Secarah harafiah konflik dan Kekerasan yang terjadi Papua ditandai dengan penyerahan Papua ke dalam tangan PBB pada tahun 1963 sambil menunggu Penentuan Pendapat Rakyat dilaksanakan oleh PBB tahun 1969. Ketidakpuasan Kelompok-kelompok masyarakat di Papua terhadap keberadaan TNI yang memang sejak masuknya tahun 1963 sudah melakukan tindakan kekerasan terhadap masyarakat Papua, hingga akhirnya TNI mendapatkan perlawanan pertamanya dari masyarakat yang menamakan dirinya Organisasi Papua Merdeka (OPM) pada tahun 1965, yaitu dengan diserangnya markas TNI di Arfai - Manokawri sekarang ibukota Propinsi Papua Barat. Sejak saat itu, konflik terus terjadi antara masyarakat Sipil dan Militer terus terjadi hingga kini.

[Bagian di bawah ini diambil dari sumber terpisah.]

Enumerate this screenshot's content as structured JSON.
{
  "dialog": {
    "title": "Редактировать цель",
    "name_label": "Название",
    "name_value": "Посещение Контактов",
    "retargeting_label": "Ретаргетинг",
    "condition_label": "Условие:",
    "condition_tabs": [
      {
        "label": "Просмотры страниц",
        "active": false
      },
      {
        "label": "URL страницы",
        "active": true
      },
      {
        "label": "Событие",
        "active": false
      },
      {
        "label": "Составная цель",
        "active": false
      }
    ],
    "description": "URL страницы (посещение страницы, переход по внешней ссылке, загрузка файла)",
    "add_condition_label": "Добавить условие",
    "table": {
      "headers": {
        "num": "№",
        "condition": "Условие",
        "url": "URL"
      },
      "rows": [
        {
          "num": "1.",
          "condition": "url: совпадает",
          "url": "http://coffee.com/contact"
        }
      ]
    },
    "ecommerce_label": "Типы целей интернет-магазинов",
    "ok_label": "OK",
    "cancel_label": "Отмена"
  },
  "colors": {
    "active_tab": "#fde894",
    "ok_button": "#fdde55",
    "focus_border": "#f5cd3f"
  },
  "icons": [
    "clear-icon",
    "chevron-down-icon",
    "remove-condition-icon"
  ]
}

Papua adalah surga dunia, dengan begitu banyaknya kekayaan alam mulai dari emas yang di kelola PT. Freeport dengan penghasilan hampir 600 Trilyun per tahun, tembaga. gas di bintuni yang di kelola oleh British Petrolium, minyak bumi, hasil laut, hasil hutan serta lahan tidur yang di gunakan pemerintah untuk program pertanian skala internasional seperti Merauke Integrated Food and Energy Estate (MIFEE) di Merauke yang mengambil “paksa” lahan masyarakat asli seluas 1 juta ha. Dari semua itu, pertanyaannya adalah dimanakah posisi masyarakat asli Papua, apakah sebagai penguasa karena memiliki kekayaan alam yang melimpah ruah, tentu realitasnya dapat kita lihat bahwa masyarakat Papua tetap menjadi masyarakat yang dipaksakan harus mengikuti aturan, norma, nilai dari masyarakat yang dikategorika sebagai penguasa dalam hal ini adalah para penyelenggara negara di Jakarta.

Dalam bulan Juni 2012 yang telah lalu, terjadi sekitar 4 sampai 5 penembakan di Papua yang belakangan ini dikatakan oleh Polda Papua bahwa otak dibelakang semua pembunuhan tersebut dilakukan oleh almarhum Mako Tabuni yang adalah wakil Ketua Komite Nasional Papua Barat (KNPB) yang memang paling keras menentang dan menuntut kemerdekaan penuh terhadap Negara Papua Barat yang menurut sejarah sejak tahun 1961 telah menyatakan kemerdekaannya secara De Facto. Situasi tersebut tentunya menimbulkan ketidaknyamanan dalam masyarakat, apalagi Papua sedang mempersiapkan diri menyongsong pemilihan gubernur periode 2012 - 2017 dalam waktu dekat.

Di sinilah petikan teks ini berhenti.